Même s'il attire un nombre considérable de spectateurs, venus de toute la région, le Carnaval de Dunkerque n'est pas un spectacle " toutistique ", comme le sont malheuresement devenus beaucoup d'autres carnavals. Ici pas de barrières, pas de tribunes, pas de défilés de chars. Seul l'itinéraire de la bande est programmé par les services de la mairie, pour permettre le dégagement de la chaussée. La ville entiére est envahie d'une foule joyeuse qui accompagne la bande et reprend en choeur les chansons traditionnelles du Carnaval : " Talire Taloure ", " Roule ta Bosse ", " Rosalie "... dont les airs sont profondément ancrés dans le coeur des Dunkerquois. Ces chansons au rythme lent ou entraînant, selon les circonstances, au paroles parfois grivoises ou même grossières, constituent l'un des aspects les plus originaux du Carnaval Dunkerquois. Elles ont été recueillies il y a quelques années, par un carnavaleux passionné, Jean Denise, dans deux ouvrages que tout dunkerquois possède dans sa bibliothèque : "Les Enfants de Jean Bart" (1977) et " Carnaval dunkerquois " (1984).

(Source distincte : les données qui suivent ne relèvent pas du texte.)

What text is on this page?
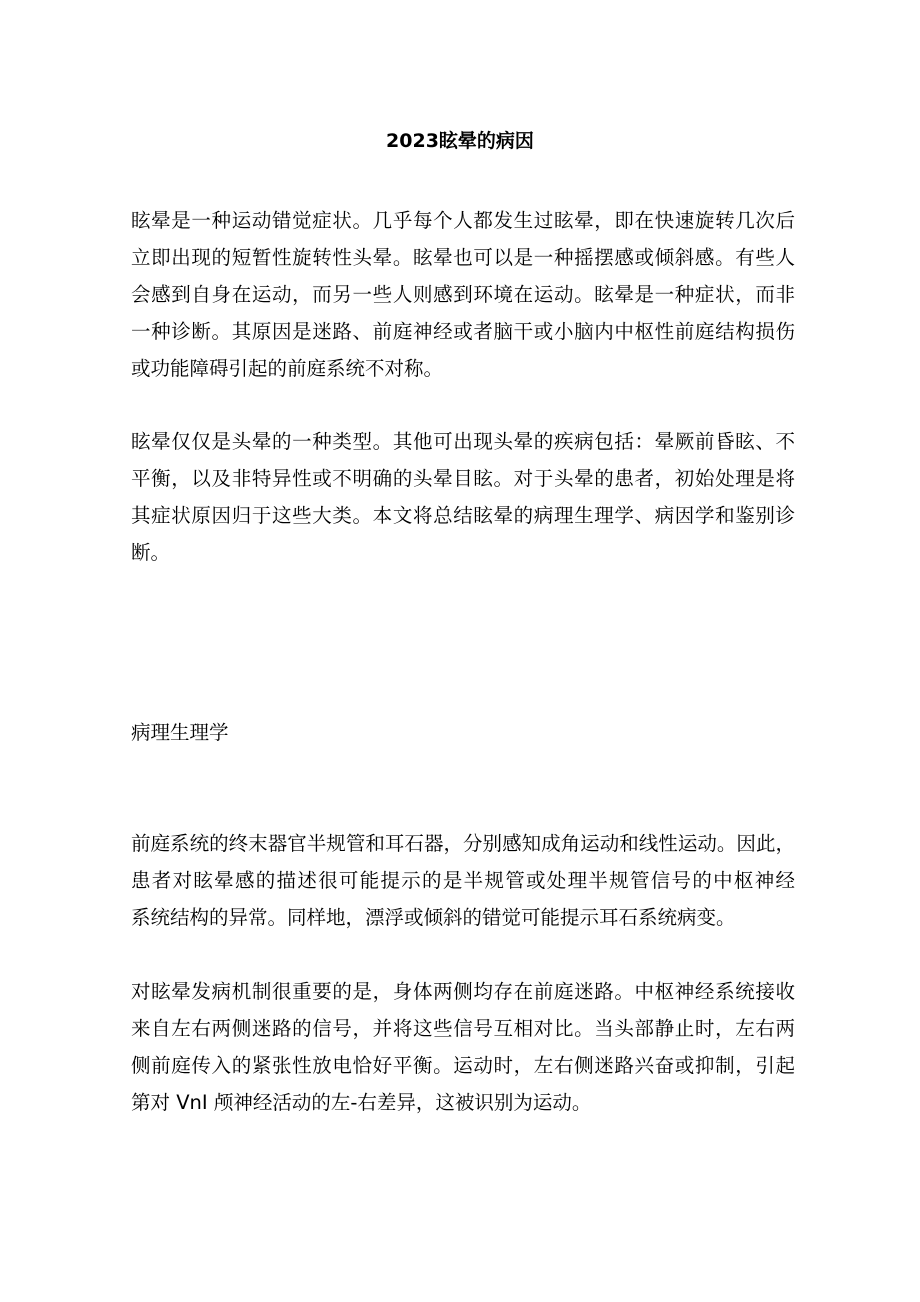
2023眩晕的病因
眩晕是一种运动错觉症状。几乎每个人都发生过眩晕，即在快速旋转几次后
立即出现的短暂性旋转性头晕。眩晕也可以是一种摇摆感或倾斜感。有些人
会感到自身在运动，而另一些人则感到环境在运动。眩晕是一种症状，而非
一种诊断。其原因是迷路、前庭神经或者脑干或小脑内中枢性前庭结构损伤
或功能障碍引起的前庭系统不对称。
眩晕仅仅是头晕的一种类型。其他可出现头晕的疾病包括：晕厥前昏眩、不
平衡，以及非特异性或不明确的头晕目眩。对于头晕的患者，初始处理是将
其症状原因归于这些大类。本文将总结眩晕的病理生理学、病因学和鉴别诊
断。
病理生理学
前庭系统的终末器官半规管和耳石器，分别感知成角运动和线性运动。因此，
患者对眩晕感的描述很可能提示的是半规管或处理半规管信号的中枢神经
系统结构的异常。同样地，漂浮或倾斜的错觉可能提示耳石系统病变。
对眩晕发病机制很重要的是，身体两侧均存在前庭迷路。中枢神经系统接收
来自左右两侧迷路的信号，并将这些信号互相对比。当头部静止时，左右两
侧前庭传入的紧张性放电恰好平衡。运动时，左右侧迷路兴奋或抑制，引起
第对 VnI 颅神经活动的左-右差异，这被识别为运动。
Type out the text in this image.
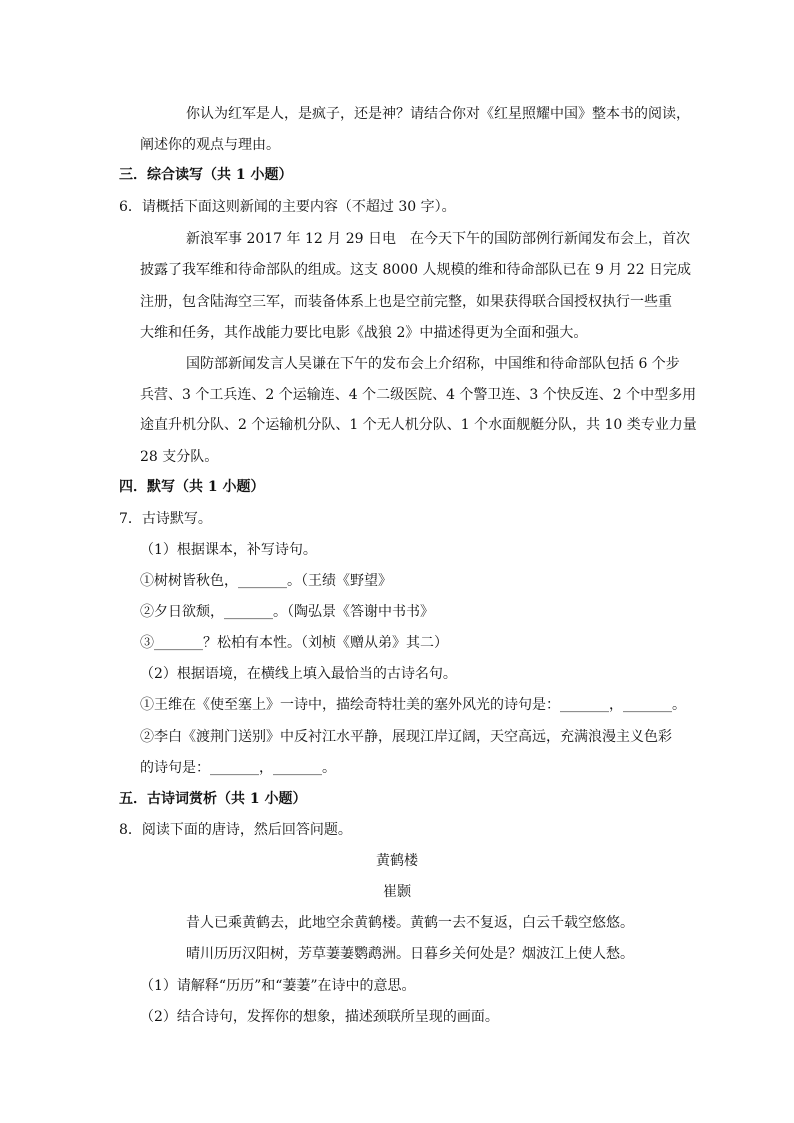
你认为红军是人，是疯子，还是神？请结合你对《红星照耀中国》整本书的阅读，
阐述你的观点与理由。
三．综合读写（共 1 小题）
6．请概括下面这则新闻的主要内容（不超过 30 字）。
新浪军事 2017 年 12 月 29 日电　在今天下午的国防部例行新闻发布会上，首次
披露了我军维和待命部队的组成。这支 8000 人规模的维和待命部队已在 9 月 22 日完成
注册，包含陆海空三军，而装备体系上也是空前完整，如果获得联合国授权执行一些重
大维和任务，其作战能力要比电影《战狼 2》中描述得更为全面和强大。
国防部新闻发言人吴谦在下午的发布会上介绍称，中国维和待命部队包括 6 个步
兵营、3 个工兵连、2 个运输连、4 个二级医院、4 个警卫连、3 个快反连、2 个中型多用
途直升机分队、2 个运输机分队、1 个无人机分队、1 个水面舰艇分队，共 10 类专业力量
28 支分队。
四．默写（共 1 小题）
7．古诗默写。
（1）根据课本，补写诗句。
①树树皆秋色，_______。（王绩《野望》
②夕日欲颓，_______。（陶弘景《答谢中书书》
③_______？松柏有本性。（刘桢《赠从弟》其二）
（2）根据语境，在横线上填入最恰当的古诗名句。
①王维在《使至塞上》一诗中，描绘奇特壮美的塞外风光的诗句是：_______，_______。
②李白《渡荆门送别》中反衬江水平静，展现江岸辽阔，天空高远，充满浪漫主义色彩
的诗句是：_______，_______。
五．古诗词赏析（共 1 小题）
8．阅读下面的唐诗，然后回答问题。
黄鹤楼
崔颢
昔人已乘黄鹤去，此地空余黄鹤楼。黄鹤一去不复返，白云千载空悠悠。
晴川历历汉阳树，芳草萋萋鹦鹉洲。日暮乡关何处是？烟波江上使人愁。
（1）请解释“历历”和“萋萋”在诗中的意思。
（2）结合诗句，发挥你的想象，描述颈联所呈现的画面。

Un autre élément caractéristique du Carnaval dunkerquois, ce sont les parapluies, les "berguenaeres", multicolores, brandis par les masques au bout de longs manches. Leur présence dans la bande est attestée depuis le milieu du 19ème siècle, sans que personne ne puisse, aujourd'hui, en expliquer l'origine. A la vision de l'agitation désordonnée des couleurs de cette forêt de parapluies s'élevant au -dessus de la masse compacte des masques en tête de la bande, on ressent comme un vent de folie qui va s'emparer de la rue.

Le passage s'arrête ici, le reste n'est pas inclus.